With one family that I connected with so-so but my son wanted to like because he did have some cool toys and was kind until he wasn’t, I talked with the mom about how my son sometimes was just suddenly “ready to go” and was that ok with her and her son? My son then knew that as soon as the child showed unkind words or actions he could say he wanted to leave and we did leave within the next 8 minutes or so (after cleaning up whatever they’d been playing with). Over time the mom realized there was a trigger and over a longer time realized that the two kids weren’t ready to be together at a house — we then tried playdates at parks more than at a house before the kids ended up drifting apart and not requesting to see each other… Maybe I could have still seen the mom but I was juggling too much other stuff with the rest of my kids to pursue that friendship.
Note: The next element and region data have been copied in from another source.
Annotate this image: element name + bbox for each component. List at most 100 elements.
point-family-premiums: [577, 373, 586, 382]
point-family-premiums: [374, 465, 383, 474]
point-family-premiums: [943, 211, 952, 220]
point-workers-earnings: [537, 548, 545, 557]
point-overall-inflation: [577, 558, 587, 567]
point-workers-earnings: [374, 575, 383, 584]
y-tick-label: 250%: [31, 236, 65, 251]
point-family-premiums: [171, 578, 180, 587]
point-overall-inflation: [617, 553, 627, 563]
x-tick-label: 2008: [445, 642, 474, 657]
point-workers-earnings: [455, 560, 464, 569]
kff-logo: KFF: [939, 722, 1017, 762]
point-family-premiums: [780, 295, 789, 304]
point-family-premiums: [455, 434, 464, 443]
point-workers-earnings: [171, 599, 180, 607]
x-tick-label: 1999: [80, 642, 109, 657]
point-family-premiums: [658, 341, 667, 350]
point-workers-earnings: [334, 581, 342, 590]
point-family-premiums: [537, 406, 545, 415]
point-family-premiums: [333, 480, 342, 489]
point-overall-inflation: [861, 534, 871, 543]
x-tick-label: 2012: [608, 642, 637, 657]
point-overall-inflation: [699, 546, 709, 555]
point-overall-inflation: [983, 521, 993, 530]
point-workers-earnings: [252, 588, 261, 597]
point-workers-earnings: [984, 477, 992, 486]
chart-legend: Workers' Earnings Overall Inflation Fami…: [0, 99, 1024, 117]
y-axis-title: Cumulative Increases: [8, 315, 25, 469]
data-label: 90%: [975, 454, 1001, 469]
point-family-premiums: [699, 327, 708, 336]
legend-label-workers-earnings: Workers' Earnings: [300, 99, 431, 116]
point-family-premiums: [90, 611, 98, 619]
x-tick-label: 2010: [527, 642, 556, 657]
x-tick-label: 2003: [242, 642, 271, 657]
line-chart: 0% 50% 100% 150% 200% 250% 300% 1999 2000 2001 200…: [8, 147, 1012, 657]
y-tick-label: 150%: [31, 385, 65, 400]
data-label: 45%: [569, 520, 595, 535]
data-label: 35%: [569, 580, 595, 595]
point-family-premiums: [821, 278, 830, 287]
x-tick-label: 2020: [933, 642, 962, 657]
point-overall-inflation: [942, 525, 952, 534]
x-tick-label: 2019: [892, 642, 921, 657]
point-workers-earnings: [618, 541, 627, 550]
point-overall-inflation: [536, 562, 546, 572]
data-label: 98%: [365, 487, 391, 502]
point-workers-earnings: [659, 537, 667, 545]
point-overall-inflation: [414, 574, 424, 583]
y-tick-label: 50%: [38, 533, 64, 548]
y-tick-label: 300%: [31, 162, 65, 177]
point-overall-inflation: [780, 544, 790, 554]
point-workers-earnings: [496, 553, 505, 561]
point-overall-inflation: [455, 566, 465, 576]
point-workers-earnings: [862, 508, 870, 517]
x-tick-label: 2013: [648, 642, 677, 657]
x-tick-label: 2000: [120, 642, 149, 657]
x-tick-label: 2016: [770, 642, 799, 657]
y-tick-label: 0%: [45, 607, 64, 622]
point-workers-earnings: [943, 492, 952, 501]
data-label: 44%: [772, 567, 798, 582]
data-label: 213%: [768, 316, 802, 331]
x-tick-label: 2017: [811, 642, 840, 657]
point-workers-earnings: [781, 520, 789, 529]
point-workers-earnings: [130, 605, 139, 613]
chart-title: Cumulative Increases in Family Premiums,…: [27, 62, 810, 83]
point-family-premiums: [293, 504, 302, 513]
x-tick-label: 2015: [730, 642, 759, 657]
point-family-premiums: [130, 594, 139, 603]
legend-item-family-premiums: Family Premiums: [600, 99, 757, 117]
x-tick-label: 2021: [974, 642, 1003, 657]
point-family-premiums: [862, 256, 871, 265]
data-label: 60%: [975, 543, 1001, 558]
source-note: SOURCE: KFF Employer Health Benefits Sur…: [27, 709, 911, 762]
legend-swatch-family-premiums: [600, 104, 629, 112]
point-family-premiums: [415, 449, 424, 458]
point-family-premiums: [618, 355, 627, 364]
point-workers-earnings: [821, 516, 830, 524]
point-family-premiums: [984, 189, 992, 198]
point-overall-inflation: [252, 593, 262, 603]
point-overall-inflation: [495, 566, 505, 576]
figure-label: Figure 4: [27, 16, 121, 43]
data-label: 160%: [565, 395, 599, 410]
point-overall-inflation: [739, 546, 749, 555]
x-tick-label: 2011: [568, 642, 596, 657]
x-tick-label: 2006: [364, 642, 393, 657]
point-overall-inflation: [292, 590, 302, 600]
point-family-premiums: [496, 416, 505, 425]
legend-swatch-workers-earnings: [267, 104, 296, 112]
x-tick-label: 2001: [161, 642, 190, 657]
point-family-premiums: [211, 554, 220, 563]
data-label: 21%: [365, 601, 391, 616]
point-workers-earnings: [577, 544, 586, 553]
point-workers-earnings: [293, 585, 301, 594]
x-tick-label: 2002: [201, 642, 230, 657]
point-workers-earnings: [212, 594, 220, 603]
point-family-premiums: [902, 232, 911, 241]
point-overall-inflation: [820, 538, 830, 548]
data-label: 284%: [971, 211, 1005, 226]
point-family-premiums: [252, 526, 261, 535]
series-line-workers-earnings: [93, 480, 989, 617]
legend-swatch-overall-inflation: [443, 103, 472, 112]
Friendships take time and energy and commitment but also a common interest perhaps?
The one-on-one relationships can be so hard when it feels like there needs to be a mesh between the parents and the kids! I mean, how likely is that? I love how you and your son talked about what was happening and found a way to handle it.
I was lucky to have a big support group, so the one-on-one pressure wasn’t there so much. It was big enough that we could all find the people we needed. I wish everyone had that.
I’ve been grateful for community this week. My daughter had a real “teenage morning” moment (lots of emotion over something relatively small) one morning. We were due out at our home ed group and I insisted that she come along, even though she was too emotional to talk to me. She calmed down in the car and we talked; then she went off with her best friend in the group while I had a lovely chat with some other mothers-of-teens who GOT it. I mean, I know it’s developmentally appropriate, I know it’s perfectly normal, but I was still emotionally shattered myself after her tantrum and SO grateful for these women who listened without judgement, who shared their “teenage moment” stories, who told me about how their oldest children have matured into adulthood. It was lovely.
Jen, I missed this comment! Yes! This is just the sort of community support I felt too. Especially your experience having mothers with older kids be able to share their wisdom with you–that’s priceless. It’s really only in looking back that I truly understand how lucky I was (and am!) to have my support group. It’s an aspect of homeschooling that I rarely see discussed. Thank you, as ever, for sharing your story!
Thank you for sharing this – such a coincidence coming across you, I wrote just a few days ago in my own newsletter about my struggle trying to figure out work and motherhood balance and my longing for community. You may recognise that the words I referred to in my own post were from Courtney Martin!
In the absence of anything close to hand online connections mean so much to me right now. I have a wonderful 20 month old son and I work long hours as a doctor. I graduated from med school a decade ago, but the training is long. However, I am closer now, just over a year to go to before I can finally start to take more control and fit a career around the life I want. I really want my son to have a childhood with community and a lot of time outdoors, and I want that for myself too. Words like these give me hope ♥️
Zofia, I applaud and admire the work you’re doing to make the life you want, in a society that doesn’t make that easy. And your writing is lovely–the toddler chuntering! I hope you keep looking for community in your own way, outside of how society tells you to do it. That’s one thing I’ve learned: community is there, but you may have to do it your own way. Thank you for subscribing and telling your story! xo.